While Brotherhood of Brass (Piranha, 2002) integrated Jewish, Rom and Egyptian band music, Carnival Conspiracy loosely chronicles London’s party band, which includes klezmer pros like clarinetists Merlin Shephard and Matt Darriau, along with trumpeter Susan Hoffman Watts, as they make their way to Brazilian carnival. Guests such as the powerful Ukranian vocalist Marjana Sadowska, clarinetists German Goldenshtayn and Margot Leverett, accordionists Rob Curto and Sanne Moericke, vocalist Sarah Gordon, the female vocal group Kol Isha, and two of the most expressive male voices in Jewish music, Lorin Sklamberg and Michael Alpert, add to this nonstop around-the-world brass bash.

Sadowska leads the spirited Ukranian romp “In Your Garden Twenty Fecund Fruit Trees,” Sklamberg lends his gorgeous voice to the Yiddish Blues “Oh Agony, You are So Sweet Like Sugar I Must Eat You Up,” and melodious T-bone wizard Curtis Hasselbring comes to the fore on “Another Glass of Wine to give Succor to my Ailing Existence.” Alpert and the band turn Yiddish into Spanish without missing a beat for “Midnight Banda Judia” before the subtitle cut ratchets things up a notch, setting the stage for Sarah Gordon and Kol Isha to have all join in for a newly lyricised, swaying version of “Who Knows One?”.

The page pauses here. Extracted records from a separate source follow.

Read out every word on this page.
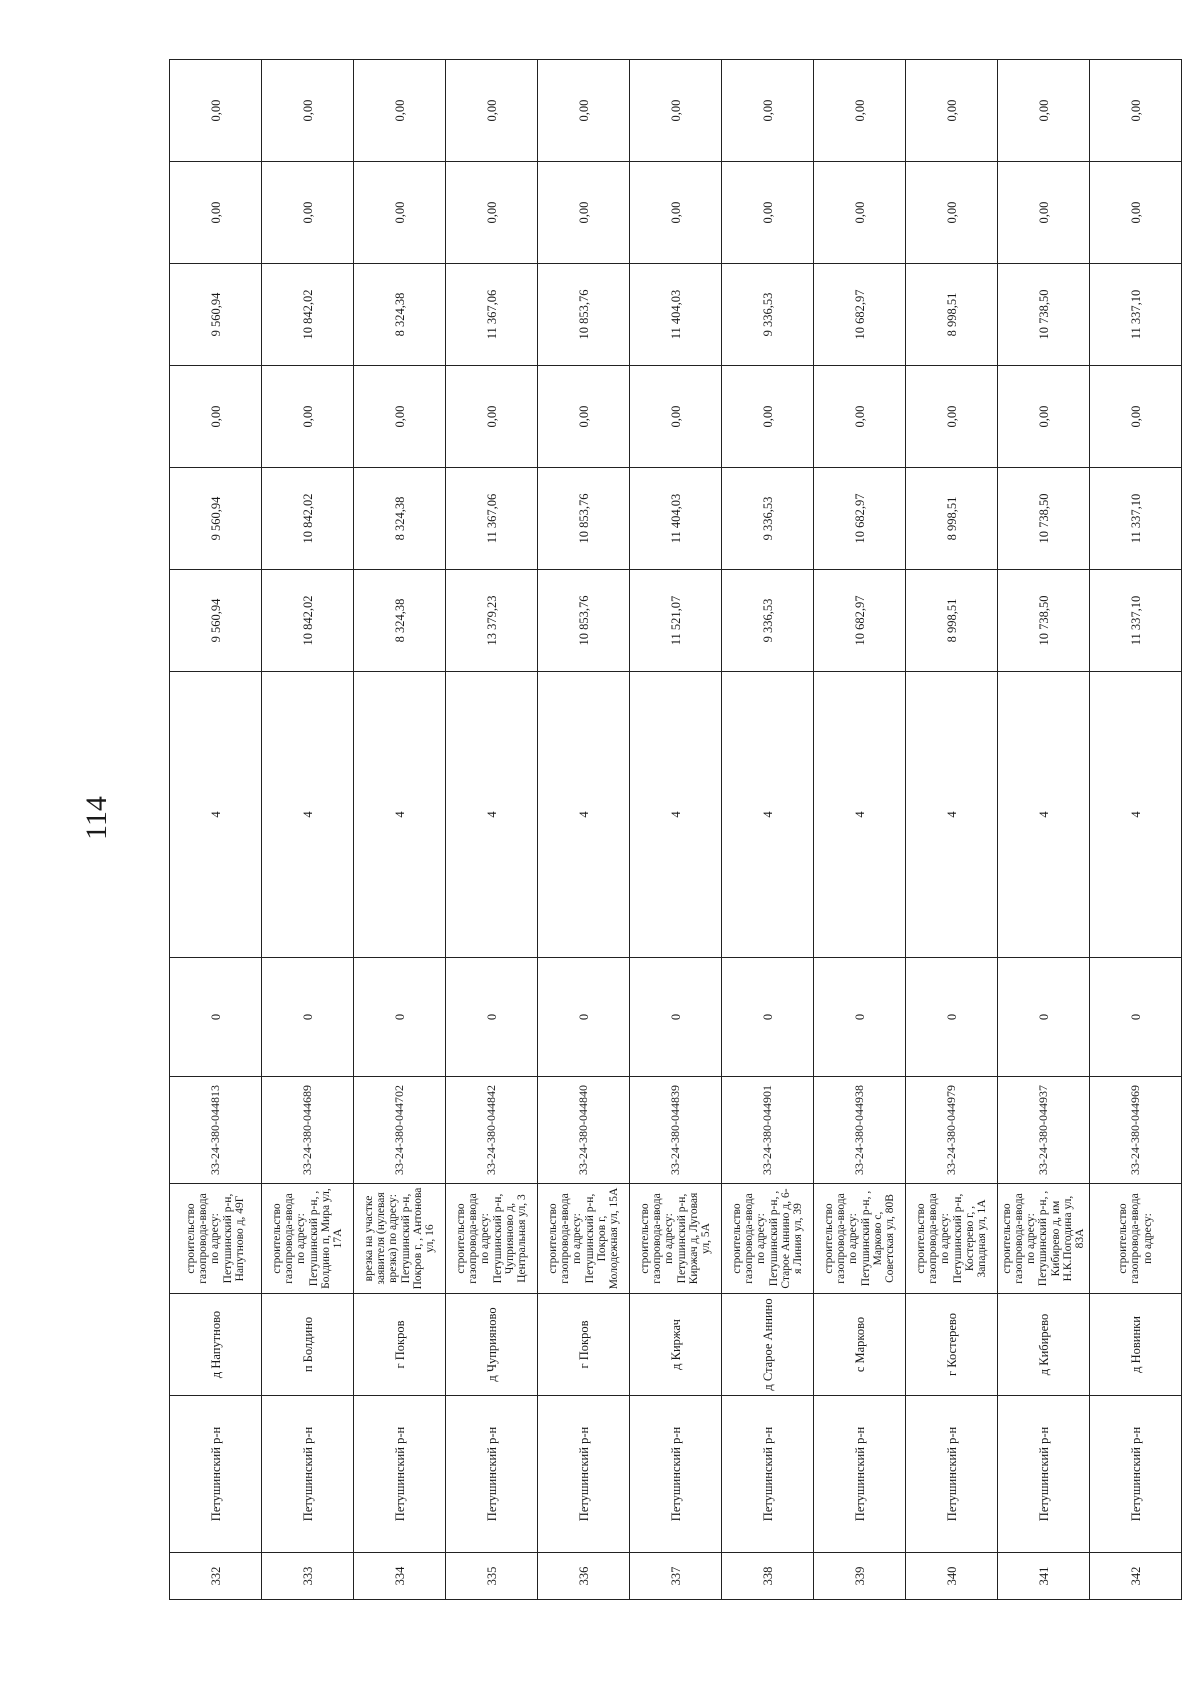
114
332	Петушинский р-н	д Напутново	строительство газопровода-ввода по адресу: Петушинский р-н, Напутново д, 49Г	33-24-380-044813	0	4	9 560,94	9 560,94	0,00	9 560,94	0,00	0,00
333	Петушинский р-н	п Болдино	строительство газопровода-ввода по адресу: Петушинский р-н, , Болдино п, Мира ул, 17А	33-24-380-044689	0	4	10 842,02	10 842,02	0,00	10 842,02	0,00	0,00
334	Петушинский р-н	г Покров	врезка на участке заявителя (нулевая врезка) по адресу: Петушинский р-н, Покров г, , Антонова ул, 16	33-24-380-044702	0	4	8 324,38	8 324,38	0,00	8 324,38	0,00	0,00
335	Петушинский р-н	д Чуприяново	строительство газопровода-ввода по адресу: Петушинский р-н, Чуприяново д, Центральная ул, 3	33-24-380-044842	0	4	13 379,23	11 367,06	0,00	11 367,06	0,00	0,00
336	Петушинский р-н	г Покров	строительство газопровода-ввода по адресу: Петушинский р-н, Покров г, Молодежная ул, 15А	33-24-380-044840	0	4	10 853,76	10 853,76	0,00	10 853,76	0,00	0,00
337	Петушинский р-н	д Киржач	строительство газопровода-ввода по адресу: Петушинский р-н, Киржач д, Луговая ул, 5А	33-24-380-044839	0	4	11 521,07	11 404,03	0,00	11 404,03	0,00	0,00
338	Петушинский р-н	д Старое Аннино	строительство газопровода-ввода по адресу: Петушинский р-н, , Старое Аннино д, 6-я Линия ул, 39	33-24-380-044901	0	4	9 336,53	9 336,53	0,00	9 336,53	0,00	0,00
339	Петушинский р-н	с Марково	строительство газопровода-ввода по адресу: Петушинский р-н, , Марково с, Советская ул, 80В	33-24-380-044938	0	4	10 682,97	10 682,97	0,00	10 682,97	0,00	0,00
340	Петушинский р-н	г Костерево	строительство газопровода-ввода по адресу: Петушинский р-н, Костерево г, , Западная ул, 1А	33-24-380-044979	0	4	8 998,51	8 998,51	0,00	8 998,51	0,00	0,00
341	Петушинский р-н	д Кибирево	строительство газопровода-ввода по адресу: Петушинский р-н, , Кибирево д, им Н.К.Погодина ул, 83А	33-24-380-044937	0	4	10 738,50	10 738,50	0,00	10 738,50	0,00	0,00
342	Петушинский р-н	д Новинки	строительство газопровода-ввода по адресу:	33-24-380-044969	0	4	11 337,10	11 337,10	0,00	11 337,10	0,00	0,00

Another highlight is the master of a thousand klezmer tunes, Moldavian clarinetist German Goldenshtayn, who makes his long-overdue CD debut with a hearfelt doina intro to “Our Ancestors Forty Thousand Years Wide.” “Out of What” has Maracatú and Alexander combining for a percussively driven tukhus shaker that features a gem of an alto solo from up-and-coming horn player Alex Kontorovich. This, and more, makes for a joyful journey of irreverent humor, inside jokes and high-energy, danceable music.